A federal police search of the Republican’s Mar-a-Lago home found dozens of confidential government-owned documents.

“There cannot be a clearer example of the true threats to freedom than what happened a few weeks ago when we witnessed one of the most shocking abuses of power by a government in the history of the United States,” Trump said.

His insinuation that the Biden administration was involved in the operation questions adherence to the old protocols that the Justice Department and the FBI act independently of the White House. “The danger to democracy comes from the radical left. Not the right,” Trump told supporters in a combative tone.

At the rally, Trump also called the FBI and Justice Department “vicious monsters”.

He described the United States as a nation in decline, a theme that became a staple of his post-White House public speeches, and claimed once again, falsely, that he won the 2020 election.

On Thursday, Biden had called Trump and the “extremists” who follow him enemies of democracy, during a speech in Philadelphia with which he sought to encourage his supporters ahead of the midterm elections in November, when he leaves. of Congress will be re-elected.

Biden particularly attacked Republicans who espouse the MAGA (Make America Great Again) ideology, Trump’s slogan in his successful 2016 presidential campaign. He accused them of being determined “to take the country into the past.”

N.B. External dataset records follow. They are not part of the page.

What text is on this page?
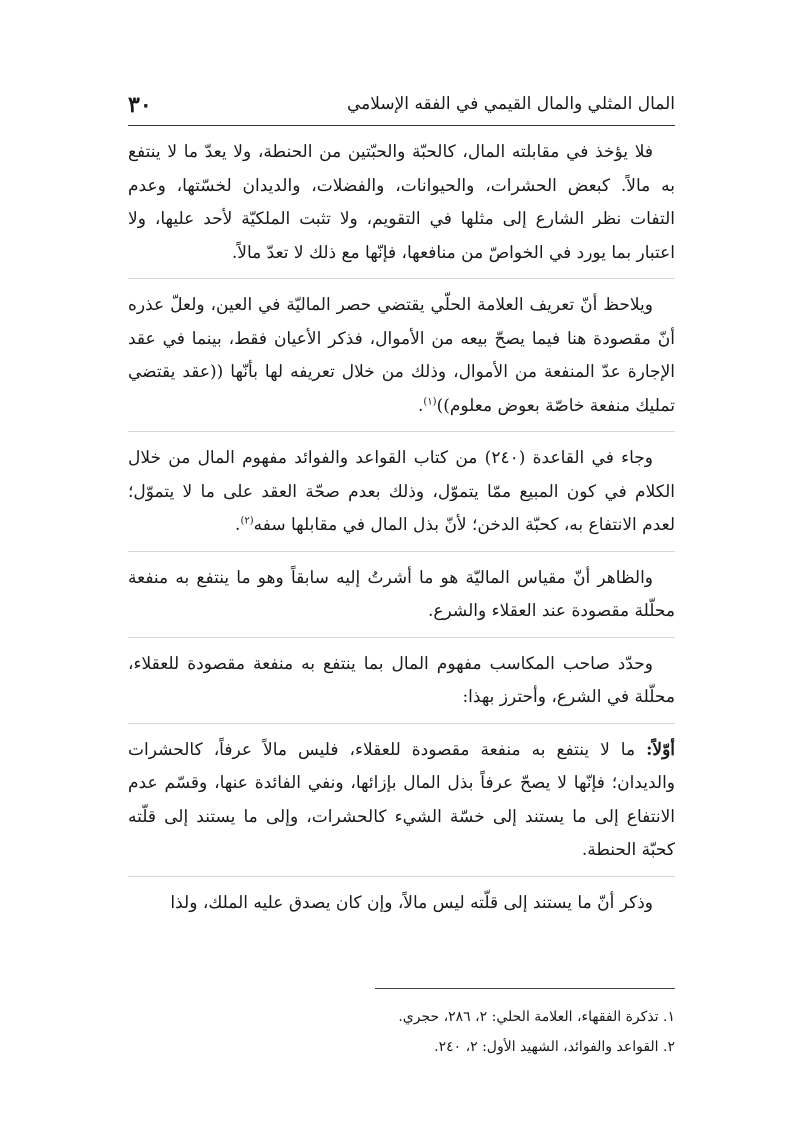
المال المثلي والمال القيمي في الفقه الإسلامي
٣٠

فلا يؤخذ في مقابلته المال، كالحبّة والحبّتين من الحنطة، ولا يعدّ ما لا ينتفع به مالاً. كبعض الحشرات، والحيوانات، والفضلات، والديدان لخسّتها، وعدم التفات نظر الشارع إلى مثلها في التقويم، ولا تثبت الملكيّة لأحد عليها، ولا اعتبار بما يورد في الخواصّ من منافعها، فإنّها مع ذلك لا تعدّ مالاً.

ويلاحظ أنّ تعريف العلامة الحلّي يقتضي حصر الماليّة في العين، ولعلّ عذره أنّ مقصودة هنا فيما يصحّ بيعه من الأموال، فذكر الأعيان فقط، بينما في عقد الإجارة عدّ المنفعة من الأموال، وذلك من خلال تعريفه لها بأنّها ((عقد يقتضي تمليك منفعة خاصّة بعوض معلوم))$^{(١)}$.

وجاء في القاعدة (٢٤٠) من كتاب القواعد والفوائد مفهوم المال من خلال الكلام في كون المبيع ممّا يتموّل، وذلك بعدم صحّة العقد على ما لا يتموّل؛ لعدم الانتفاع به، كحبّة الدخن؛ لأنّ بذل المال في مقابلها سفه$^{(٢)}$.

والظاهر أنّ مقياس الماليّة هو ما أشرتُ إليه سابقاً وهو ما ينتفع به منفعة محلّلة مقصودة عند العقلاء والشرع.

وحدّد صاحب المكاسب مفهوم المال بما ينتفع به منفعة مقصودة للعقلاء، محلّلة في الشرع، وأحترز بهذا:

أوّلاً: ما لا ينتفع به منفعة مقصودة للعقلاء، فليس مالاً عرفاً، كالحشرات والديدان؛ فإنّها لا يصحّ عرفاً بذل المال بإزائها، ونفي الفائدة عنها، وقسّم عدم الانتفاع إلى ما يستند إلى خسّة الشيء كالحشرات، وإلى ما يستند إلى قلّته كحبّة الحنطة.

وذكر أنّ ما يستند إلى قلّته ليس مالاً، وإن كان يصدق عليه الملك، ولذا

١. تذكرة الفقهاء، العلامة الحلي: ٢، ٢٨٦، حجري.

٢. القواعد والفوائد، الشهيد الأول: ٢، ٢٤٠.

“To a past where there was no right to choose, no right to privacy, no right to contraception, no right to marry the one you love,” the Democrat said in the speech, said to be the toughest of his term so far. It was the first time in the country’s recent history that a country official had claimed that his predecessor was a threat.

The location chosen for Biden’s speech, outside Independence Hall, was as symbolic as possible. Philadelphia is considered the birthplace of American democracy, and in this building the Declaration of Independence was signed in 1776 and the Constitution in 1787.

In a reference to last year’s invasion of the Capitol by Trump supporters, Biden stated that “there is no place for political violence in the United States. Period. None. Never.”